Почему сын божий позволил себя казнить?
Он сам, по доброй воле своей, взошел на крест.
И, принеся себя в жертву за все грехи людей, унаследованные ими от Адама, омыв их кровью своей от вековечной скверны, сойдя в ад и воскреснув, он раз навсегда избавил людей от греха, примирил их с богом, успокоил гнев бога за их ослушание.
Потому — Искупитель.
И теперь довольно уверовать в Христа, следовать его учению, соблюдать его десять заповедей — и ты приобщишься к спасению.

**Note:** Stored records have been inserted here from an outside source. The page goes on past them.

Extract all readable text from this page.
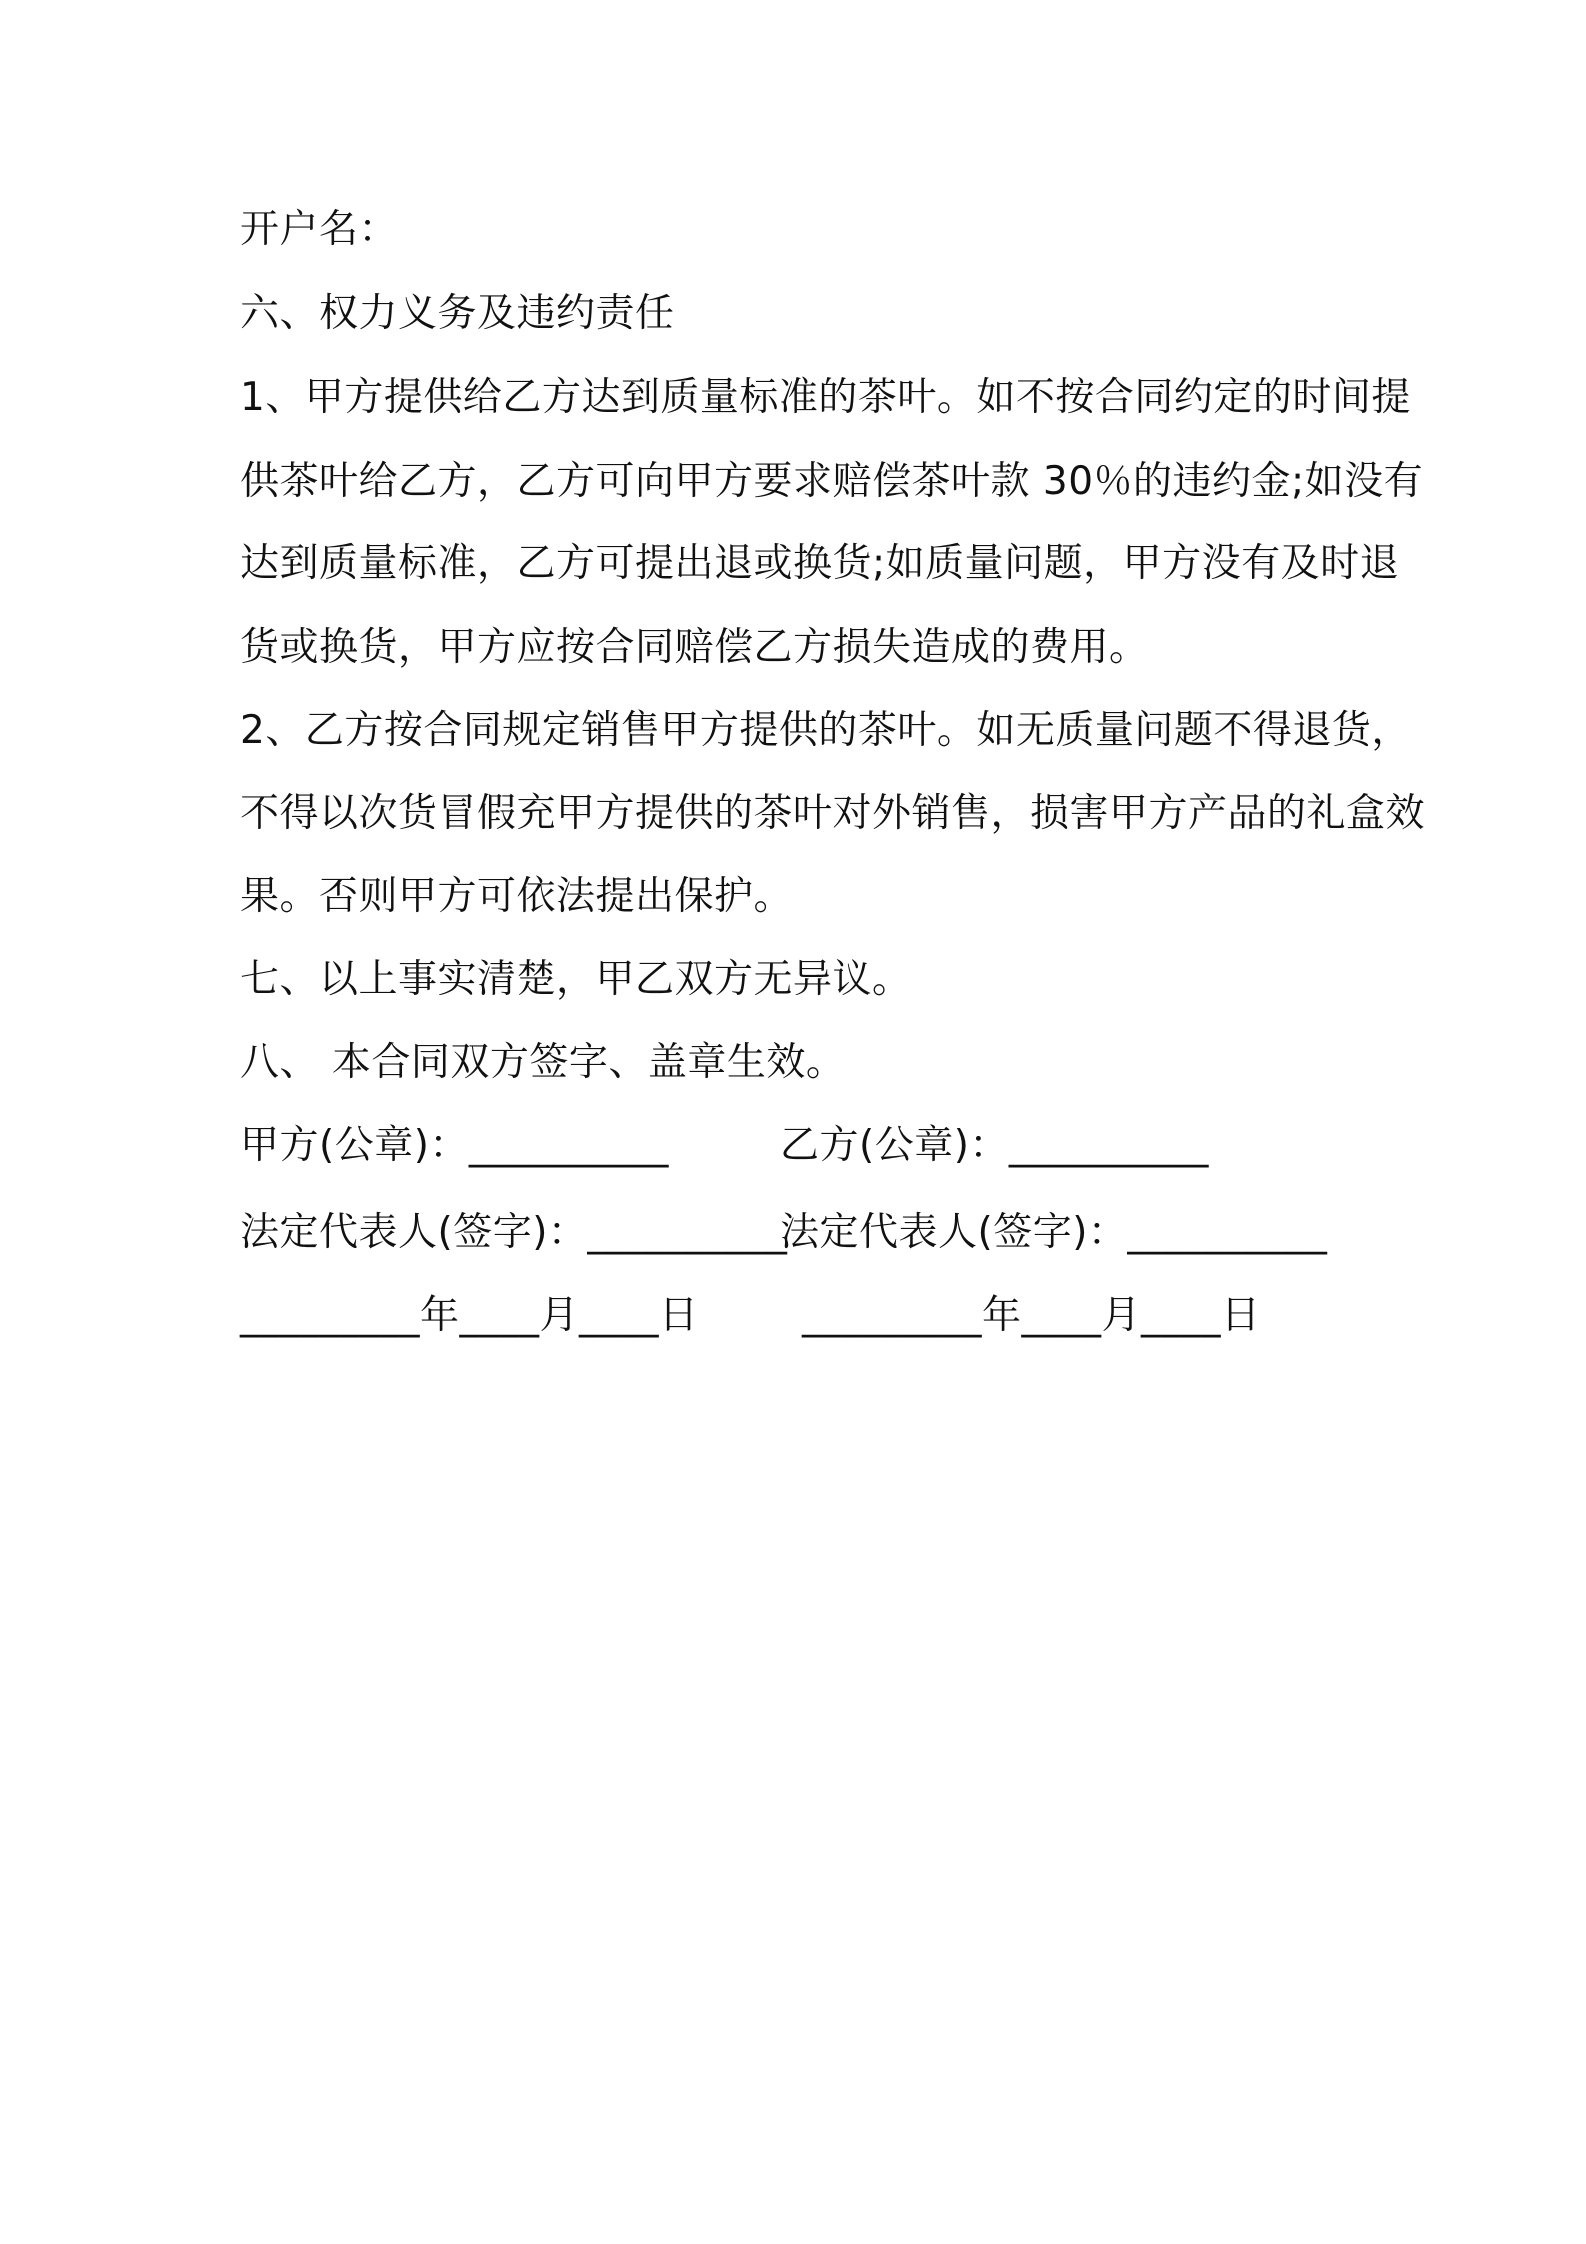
开户名：
六、权力义务及违约责任
1、甲方提供给乙方达到质量标准的茶叶。如不按合同约定的时间提
供茶叶给乙方，乙方可向甲方要求赔偿茶叶款 30％的违约金;如没有
达到质量标准，乙方可提出退或换货;如质量问题，甲方没有及时退
货或换货，甲方应按合同赔偿乙方损失造成的费用。
2、乙方按合同规定销售甲方提供的茶叶。如无质量问题不得退货，
不得以次货冒假充甲方提供的茶叶对外销售，损害甲方产品的礼盒效
果。否则甲方可依法提出保护。
七、以上事实清楚，甲乙双方无异议。
八、 本合同双方签字、盖章生效。
甲方(公章)：__________	乙方(公章)：__________
法定代表人(签字)：__________
法定代表人(签字)：__________
_________年____月____日	_________年____月____日
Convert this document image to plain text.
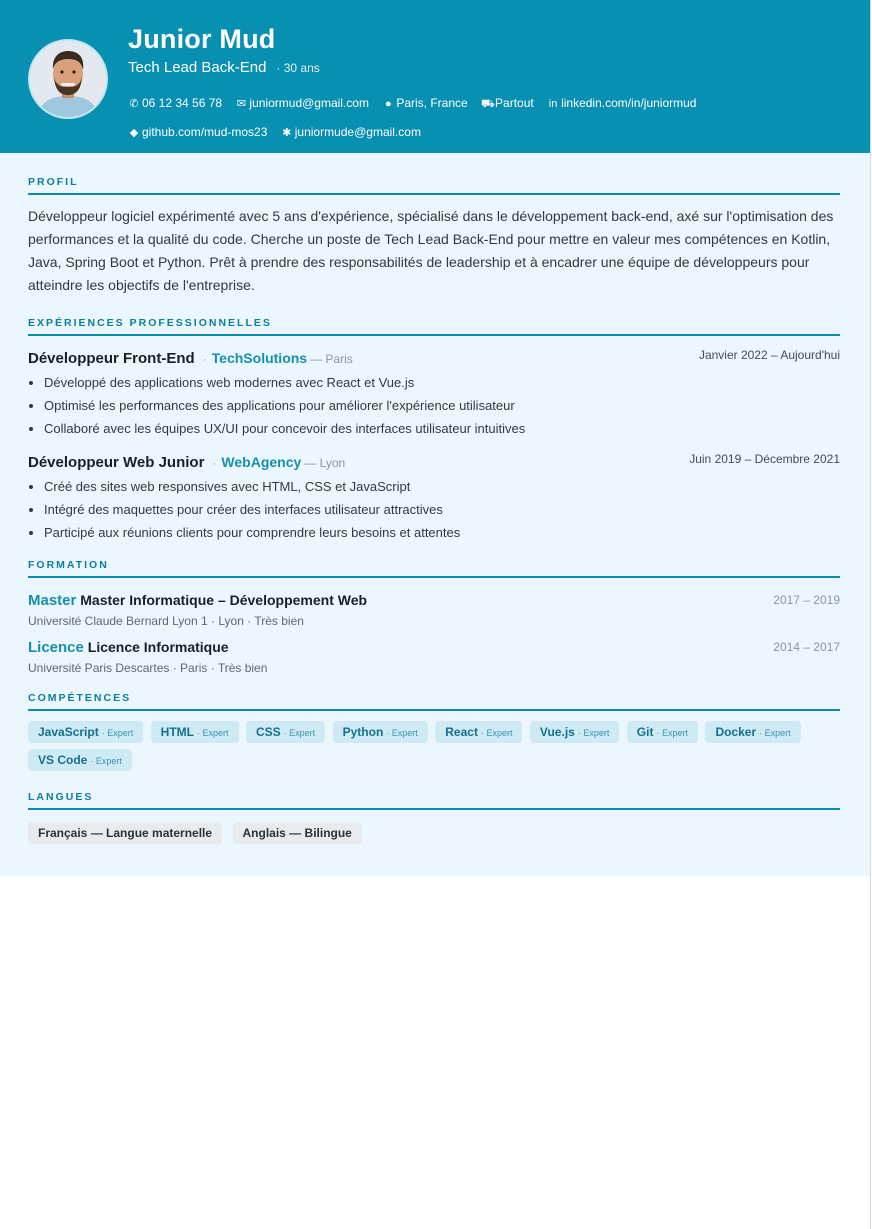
Junior Mud
Tech Lead Back-End · 30 ans
✆ 06 12 34 56 78 ✉ juniormud@gmail.com ● Paris, France ⛟Partout in linkedin.com/in/juniormud ◆ github.com/mud-mos23 ✱ juniormude@gmail.com
PROFIL

Développeur logiciel expérimenté avec 5 ans d'expérience, spécialisé dans le développement back-end, axé sur l'optimisation des performances et la qualité du code. Cherche un poste de Tech Lead Back-End pour mettre en valeur mes compétences en Kotlin, Java, Spring Boot et Python. Prêt à prendre des responsabilités de leadership et à encadrer une équipe de développeurs pour atteindre les objectifs de l'entreprise.

EXPÉRIENCES PROFESSIONNELLES
Développeur Front-End · TechSolutions — Paris	Janvier 2022 – Aujourd'hui
• Développé des applications web modernes avec React et Vue.js
• Optimisé les performances des applications pour améliorer l'expérience utilisateur
• Collaboré avec les équipes UX/UI pour concevoir des interfaces utilisateur intuitives
Développeur Web Junior · WebAgency — Lyon	Juin 2019 – Décembre 2021
• Créé des sites web responsives avec HTML, CSS et JavaScript
• Intégré des maquettes pour créer des interfaces utilisateur attractives
• Participé aux réunions clients pour comprendre leurs besoins et attentes
FORMATION
Master Master Informatique – Développement Web	2017 – 2019
Université Claude Bernard Lyon 1 · Lyon · Très bien
Licence Licence Informatique	2014 – 2017
Université Paris Descartes · Paris · Très bien
COMPÉTENCES
JavaScript · Expert HTML · Expert CSS · Expert Python · Expert React · Expert Vue.js · Expert Git · Expert Docker · Expert VS Code · Expert
LANGUES
Français — Langue maternelle	Anglais — Bilingue
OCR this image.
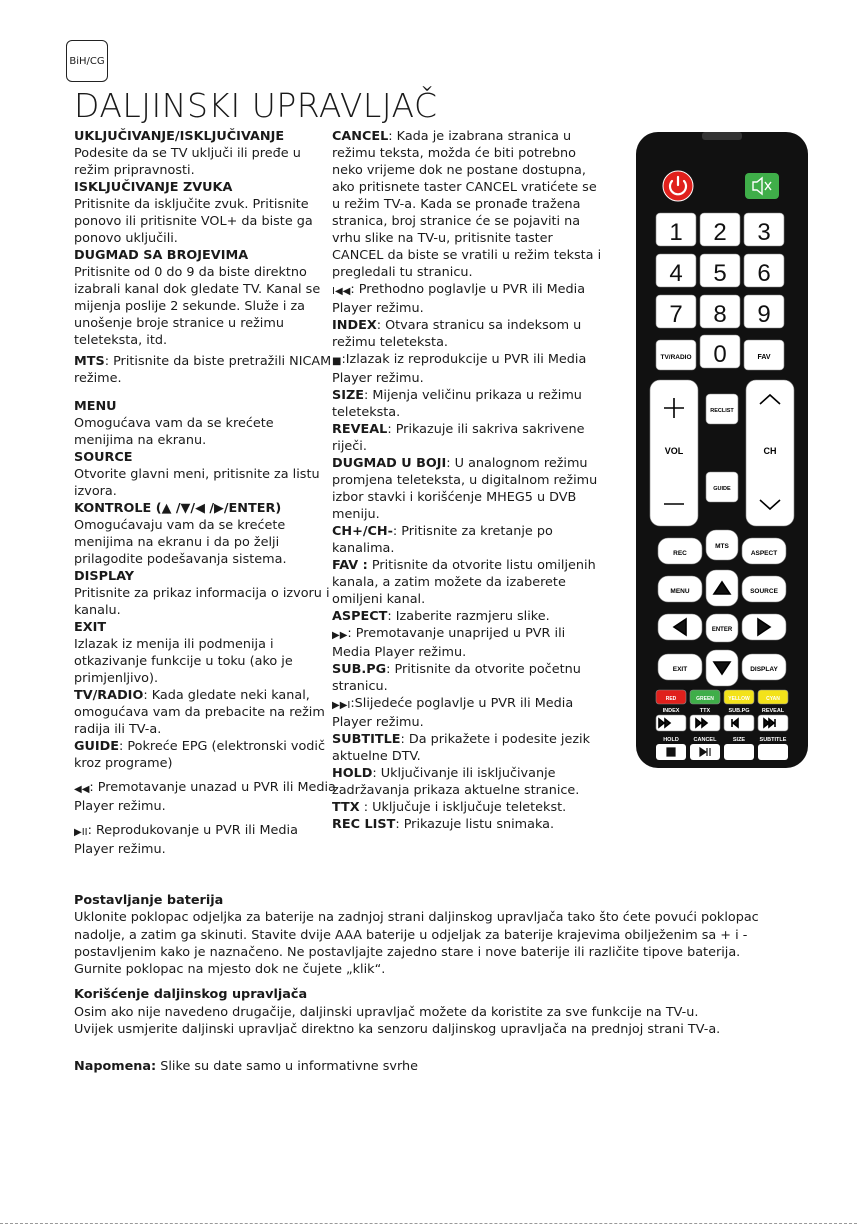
BiH/CG
DALJINSKI UPRAVLJAČ

UKLJUČIVANJE/ISKLJUČIVANJE
Podesite da se TV uključi ili pređe u režim pripravnosti.

ISKLJUČIVANJE ZVUKA
Pritisnite da isključite zvuk. Pritisnite ponovo ili pritisnite VOL+ da biste ga ponovo uključili.

DUGMAD SA BROJEVIMA
Pritisnite od 0 do 9 da biste direktno izabrali kanal dok gledate TV. Kanal se mijenja poslije 2 sekunde. Služe i za unošenje broje stranice u režimu teleteksta, itd.

MTS: Pritisnite da biste pretražili NICAM režime.

MENU
Omogućava vam da se krećete menijima na ekranu.

SOURCE
Otvorite glavni meni, pritisnite za listu izvora.

KONTROLE (▲ /▼/◀ /▶/ENTER)
Omogućavaju vam da se krećete menijima na ekranu i da po želji prilagodite podešavanja sistema.

DISPLAY
Pritisnite za prikaz informacija o izvoru i kanalu.

EXIT
Izlazak iz menija ili podmenija i otkazivanje funkcije u toku (ako je primjenljivo).

TV/RADIO: Kada gledate neki kanal, omogućava vam da prebacite na režim radija ili TV-a.

GUIDE: Pokreće EPG (elektronski vodič kroz programe)

◀◀: Premotavanje unazad u PVR ili Media Player režimu.

▶II: Reprodukovanje u PVR ili Media Player režimu.

CANCEL: Kada je izabrana stranica u režimu teksta, možda će biti potrebno neko vrijeme dok ne postane dostupna, ako pritisnete taster CANCEL vratićete se u režim TV-a. Kada se pronađe tražena stranica, broj stranice će se pojaviti na vrhu slike na TV-u, pritisnite taster CANCEL da biste se vratili u režim teksta i pregledali tu stranicu.

I◀◀: Prethodno poglavlje u PVR ili Media Player režimu.

INDEX: Otvara stranicu sa indeksom u režimu teleteksta.

■:Izlazak iz reprodukcije u PVR ili Media Player režimu.

SIZE: Mijenja veličinu prikaza u režimu teleteksta.

REVEAL: Prikazuje ili sakriva sakrivene riječi.

DUGMAD U BOJI: U analognom režimu promjena teleteksta, u digitalnom režimu izbor stavki i korišćenje MHEG5 u DVB meniju.

CH+/CH-: Pritisnite za kretanje po kanalima.

FAV : Pritisnite da otvorite listu omiljenih kanala, a zatim možete da izaberete omiljeni kanal.

ASPECT: Izaberite razmjeru slike.

▶▶: Premotavanje unaprijed u PVR ili Media Player režimu.

SUB.PG: Pritisnite da otvorite početnu stranicu.

▶▶I:Slijedeće poglavlje u PVR ili Media Player režimu.

SUBTITLE: Da prikažete i podesite jezik aktuelne DTV.

HOLD: Uključivanje ili isključivanje zadržavanja prikaza aktuelne stranice.

TTX : Uključuje i isključuje teletekst.

REC LIST: Prikazuje listu snimaka.

1 2 3
4 5 6
7 8 9
TV/RADIO 0	FAV
VOL	CH
RECLIST
GUIDE
REC
MTS
ASPECT
MENU	SOURCE
ENTER
EXIT	DISPLAY
RED
INDEX
GREEN
TTX
YELLOW
SUB.PG
CYAN
REVEAL
HOLD	CANCEL	SIZE	SUBTITLE

Postavljanje baterija

Uklonite poklopac odjeljka za baterije na zadnjoj strani daljinskog upravljača tako što ćete povući poklopac nadolje, a zatim ga skinuti. Stavite dvije AAA baterije u odjeljak za baterije krajevima obilježenim sa + i - postavljenim kako je naznačeno. Ne postavljajte zajedno stare i nove baterije ili različite tipove baterija. Gurnite poklopac na mjesto dok ne čujete „klik“.

Korišćenje daljinskog upravljača

Osim ako nije navedeno drugačije, daljinski upravljač možete da koristite za sve funkcije na TV-u.

Uvijek usmjerite daljinski upravljač direktno ka senzoru daljinskog upravljača na prednjoj strani TV-a.

Napomena: Slike su date samo u informativne svrhe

В этом суть учения Христова.
— Ты говорил: бог един, а их, выходит, два — отец и сын.
— И дух снятой.
— А это что?
— Откровение божье.
— Значит, их трое?
— Он триедин.
— Сам себе отец, сам себе сын, и еще — дух святой? Помню, родился у нас от черной коровы телец о трех головах, — вся наша весь со страху разбежалась. Сама корова — и то… рехнулась от сумления, стала курицей кудахтать, — приврал он из озорства. — Ну, сожгли их в хлеву… и корову, и тельца о трех головах.
— Перестань! — с досадой одернул его Руслан.
— Молчу. — Карасю и самому надоело спорить, перечить. Бог с ним, с богом ромейским. Пусть ромеи пятки ему лижут, что до него Карасю? Но все-таки не утерпел, съехидничал напоследок:
— Грехи-то искуплены, отчего ж на земле не стало лучше?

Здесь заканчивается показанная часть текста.